For this Thing, you’ll take a good look at Flickr and discover what this site has to offer. Find out how tags work, what groups are, and all the cool things that people are using Flickr for.

Resources for Week 2

Using Flickr

Take a good look around Flickr and look for an interesting image that you want to blog about.

It might be a picture of somewhere you’ve gone on holiday or maybe a photograph taken near where you live. Be sure to include either a link to the image or, if you create a Flickr account, you can use Flickr’s blogging tool to add the image in your post.

When looking at images on Flickr, check to see if the image has a list of tags — these are keywords or labels which help you find images. For example, here are all the images that have been tagged with the word huddersfield.


(Old and New Huddersfield by nualabugeye)

Optional extra

Another option you have for including images in your post is to use the WordPress photo upload tool.

So go ahead, explore the site and have some Flickr photo fun and if you’re interested in looking at some photo hosting sites, then why not check out this story on the Wired website.

6th Thing — Upload a photograph to Flickr

Flickr currently has over 3 billion images, so I’m sure they won’t mind if you add a few more!

Create a Free account in Flickr (you will be able to use your Yahoo account, created in Week 1) and use a digital camera or mobile phone to capture a few pictures of something interesting. Upload these to your Flickr account and tag at least one of the images “hud25things” and mark it public.

Next, create a post in your blog about your photo and experience. Be sure to include the image in your post. Once you have a Flickr account, you have two options for doing this: through Flickr’s blogging tool or using the WordPress photo upload feature.

If you don’t have access to a digital camera, then browse through some of the pictures from The Commons, download one of them, and then upload the picture to Flickr.
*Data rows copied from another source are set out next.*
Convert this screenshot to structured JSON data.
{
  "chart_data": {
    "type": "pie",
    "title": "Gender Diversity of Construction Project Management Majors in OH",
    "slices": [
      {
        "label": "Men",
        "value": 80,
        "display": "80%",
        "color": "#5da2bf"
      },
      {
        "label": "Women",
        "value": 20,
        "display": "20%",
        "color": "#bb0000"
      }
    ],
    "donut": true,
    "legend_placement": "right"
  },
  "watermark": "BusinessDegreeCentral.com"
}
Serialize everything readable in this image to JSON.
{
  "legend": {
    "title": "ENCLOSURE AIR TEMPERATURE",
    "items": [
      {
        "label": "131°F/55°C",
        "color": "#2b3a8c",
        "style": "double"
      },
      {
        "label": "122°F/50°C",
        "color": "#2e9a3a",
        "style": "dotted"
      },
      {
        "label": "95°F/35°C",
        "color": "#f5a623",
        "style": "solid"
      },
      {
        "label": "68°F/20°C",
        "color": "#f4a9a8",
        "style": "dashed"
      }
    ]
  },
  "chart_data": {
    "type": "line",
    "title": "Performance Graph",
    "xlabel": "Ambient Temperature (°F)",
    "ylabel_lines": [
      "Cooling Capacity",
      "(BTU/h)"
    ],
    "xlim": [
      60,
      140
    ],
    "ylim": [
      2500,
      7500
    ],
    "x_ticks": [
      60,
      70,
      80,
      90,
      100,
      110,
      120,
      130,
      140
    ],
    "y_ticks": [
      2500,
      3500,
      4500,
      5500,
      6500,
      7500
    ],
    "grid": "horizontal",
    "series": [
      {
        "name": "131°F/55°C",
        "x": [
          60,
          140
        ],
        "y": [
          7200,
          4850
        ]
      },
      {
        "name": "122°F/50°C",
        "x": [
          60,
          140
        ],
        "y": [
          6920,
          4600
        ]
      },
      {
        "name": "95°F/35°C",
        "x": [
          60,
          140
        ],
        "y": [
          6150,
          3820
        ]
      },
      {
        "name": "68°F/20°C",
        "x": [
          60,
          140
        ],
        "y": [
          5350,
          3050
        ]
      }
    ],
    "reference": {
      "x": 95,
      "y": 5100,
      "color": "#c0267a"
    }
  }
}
The Commons is a collection of copyright free images from museum and library image archives.

Photo Etiquette

A quick word about photo posting etiquette! When posting identifiable photos of other people (especially children) is it advisable to get the person’s permission before posting their photo in a publicly accessible place like Flickr. Never upload pictures that weren’t taken by you (unless you have the photographer’s consent or the image is in the Public Domain) and always give credit when you include photos taken by someone else in your blog. For further information about UK photography rights, see this blog post which includes a guide written by Linda Macpherson (lecturer in law at Heriot Watt University).

Copyright

Traditional copyright is very restrictive and limits what you can do with someone else’s creation. A number of alternative licensing models have appeared in recent years which allow you to share your photographs more freely.

Read about the Creative Commons (CC) license on their website and on Wikipedia. Use the Advanced Search tool on Flickr to locate a photograph that has been released under a CC license. Think about what benefits a photographer might get from using the CC license.

7th Thing — Mashups


(Mash and Gravy by chotda)

One of the benefits you might have thought of is that using a CC license allows other people to play around with the image and perhaps combine it with other stuff — this is sometimes referred to as a “mashup”.

Like many Web 2.0 sites, Flickr has encouraged other people to build their own online applications using images found on the site. Through the use of APIs (application programming interfaces), many people have created third party tools and mashups that use Flickr images. Here are just a sampling of a few…

  • Mappr – allows you to take Flickr images and paste them on a map
  • Flickr Color Pickr – lets you find public photos in Flickr that match a specific colour
  • Montagr – create a photo mosaic from photos found on Flickr
  • Multicolr Search Lab – find images which match multiple colours
  • retrievr – find an image by drawing it!

Discover more mashups, web applications, and Flickr tools.

Explore some of the fun Flickr mashups and 3rd party tools that are out there. Then create a blog post about one that intrigues you.

PS: The “Hudderfield” image was created by Spell with Flickr.